Sie hatten ihm die nötige ...
"Vier."
... Waffe gegeben.
"Drei."
Alles würde jetzt wieder ...
"Zwei."
... ins Reine kommen.
"Eins.
Sie sind wach."
***
Er hatte einen grauenvollen Traum gehabt und fühlte sich wie gerädert. Die Menschenmassen um ihn herum machten Elias nervös.
Selbst der Fahrstuhl war voller Leute. Kaum auszuhalten.
Plötzlich bekam er eine undefinierbare Angst, seiner Mutter könnte etwas geschehen sein. Sie war eine tiefreligiöse Frau. Beide Gedanken standen in keinem Zusammenhang. Wie kam er auf solchen Unfug?
Im Büro gab es dermaßen viel zu tun. Elias ging es bereits scheußlich, wenn er nur daran dachte. Und dann dieser Termin.
"Ihr Gast wäre jetzt da."
Elias zögerte, ehe er die Gegensprechanlage betätigte.
"Nun, er möchte doch bitte gerne hereinkommen."
In seinem Hirn arbeitete es heftigst. Gast, Gast, Gast ... Gast! Da war es wieder. Vor der Sitzung noch einige private Worte wechseln. Ganz unoffiziell natürlich. Russland und sein Machtgehabe und ... warum fiel ihm das Denken so schwer?
"Schön, dass es ohne Reibungen geklappt hat. Kommen Sie doch bitte ... möchten Sie etwas trinken?"

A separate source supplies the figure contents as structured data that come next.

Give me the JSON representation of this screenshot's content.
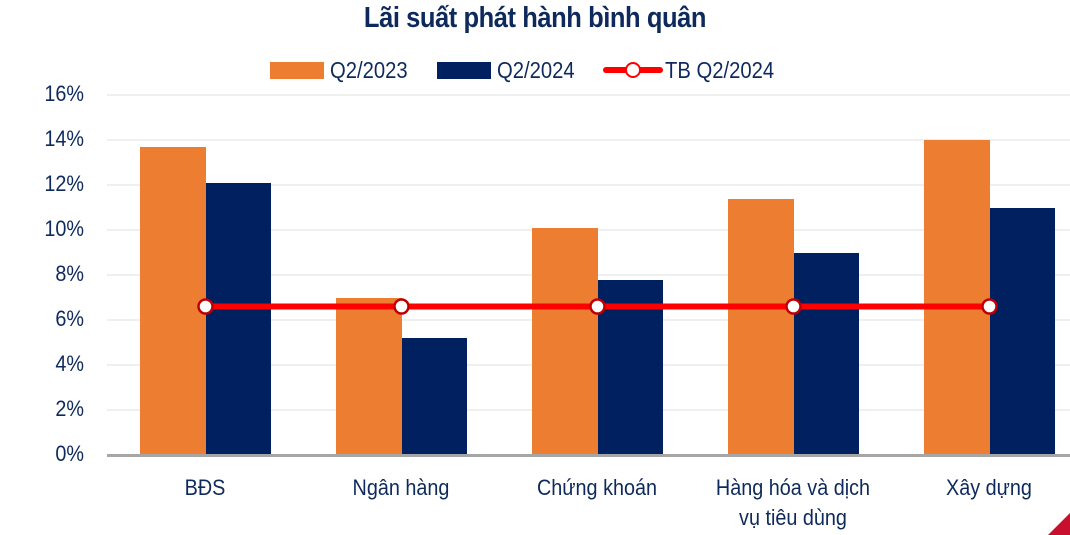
{
  "chart_data": {
    "type": "bar",
    "title": "Lãi suất phát hành bình quân",
    "xlabel": "",
    "ylabel": "",
    "categories": [
      "BĐS",
      "Ngân hàng",
      "Chứng khoán",
      "Hàng hóa và dịch vụ tiêu dùng",
      "Xây dựng"
    ],
    "series": [
      {
        "name": "Q2/2023",
        "type": "bar",
        "color": "#ED7D31",
        "values": [
          13.7,
          7.0,
          10.1,
          11.4,
          14.0
        ]
      },
      {
        "name": "Q2/2024",
        "type": "bar",
        "color": "#002060",
        "values": [
          12.1,
          5.2,
          7.8,
          9.0,
          11.0
        ]
      },
      {
        "name": "TB Q2/2024",
        "type": "line",
        "color": "#FF0000",
        "values": [
          6.6,
          6.6,
          6.6,
          6.6,
          6.6
        ]
      }
    ],
    "ylim": [
      0,
      16
    ],
    "yticks": [
      "0%",
      "2%",
      "4%",
      "6%",
      "8%",
      "10%",
      "12%",
      "14%",
      "16%"
    ],
    "grid": true,
    "legend_position": "top"
  },
  "title": "Lãi suất phát hành bình quân",
  "legend": [
    {
      "label": "Q2/2023",
      "color": "#ED7D31",
      "kind": "bar"
    },
    {
      "label": "Q2/2024",
      "color": "#002060",
      "kind": "bar"
    },
    {
      "label": "TB Q2/2024",
      "color": "#FF0000",
      "kind": "line-marker"
    }
  ],
  "x_labels": [
    [
      "BĐS"
    ],
    [
      "Ngân hàng"
    ],
    [
      "Chứng khoán"
    ],
    [
      "Hàng hóa và dịch",
      "vụ tiêu dùng"
    ],
    [
      "Xây dựng"
    ]
  ],
  "icons": {
    "corner": "brand-corner-triangle"
  }
}
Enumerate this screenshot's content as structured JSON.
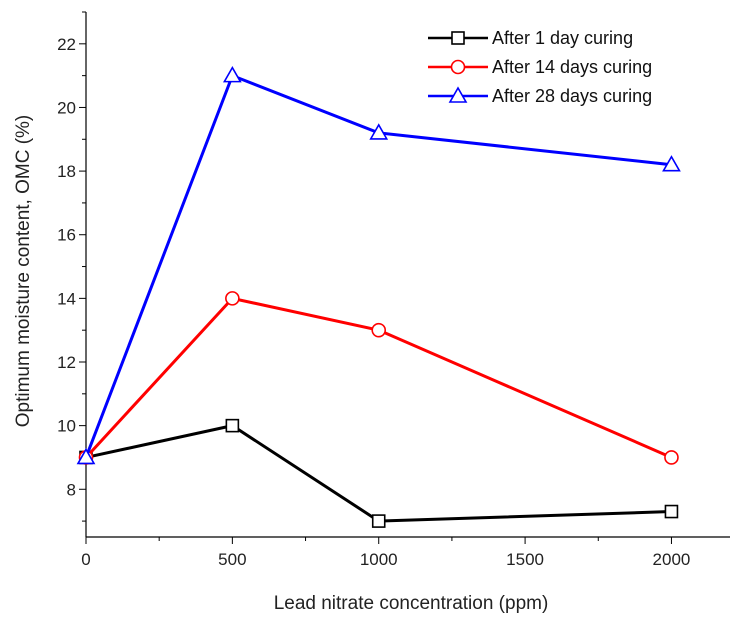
{
  "chart_data": {
    "type": "line",
    "title": "",
    "xlabel": "Lead nitrate concentration (ppm)",
    "ylabel": "Optimum moisture content, OMC (%)",
    "xlim": [
      0,
      2200
    ],
    "ylim": [
      6.5,
      23
    ],
    "xticks": [
      0,
      500,
      1000,
      1500,
      2000
    ],
    "yticks": [
      8,
      10,
      12,
      14,
      16,
      18,
      20,
      22
    ],
    "x": [
      0,
      500,
      1000,
      2000
    ],
    "legend_position": "top-right",
    "grid": false,
    "series": [
      {
        "name": "After 1 day curing",
        "color": "#000000",
        "marker": "square",
        "values": [
          9.0,
          10.0,
          7.0,
          7.3
        ]
      },
      {
        "name": "After 14 days curing",
        "color": "#ff0000",
        "marker": "circle",
        "values": [
          9.0,
          14.0,
          13.0,
          9.0
        ]
      },
      {
        "name": "After 28 days curing",
        "color": "#0000ff",
        "marker": "triangle",
        "values": [
          9.0,
          21.0,
          19.2,
          18.2
        ]
      }
    ]
  }
}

Elias öffnete seinen Aktenkoffer.
"Ich habe dieses Brausepulver. Ich hoffe, Sie sind erfreut. Ich habe es bei einem kleinen Händler gekauft, der die Spezialitäten Ihres Landes ... man will ja auch nicht immer bloß Kaffee ... ich kann die Schrift zwar nicht entziffern, aber Sie können mir höchstwahrscheinlich sagen, ob ich eine gute Wahl ... na, dann ist die Überraschung ja gelungen."
Elias ging zu dem Sodaspender und warf einen flüchtigen Blick nach draußen.
Seltsam ... der Himmel sah so bunt aus.
"Ich lasse nur noch etwas Wasser ins Glas, Herr Minister, und ..."
Eine gewaltige Explosion erschütterte das Gebäude der vereinten Nationen.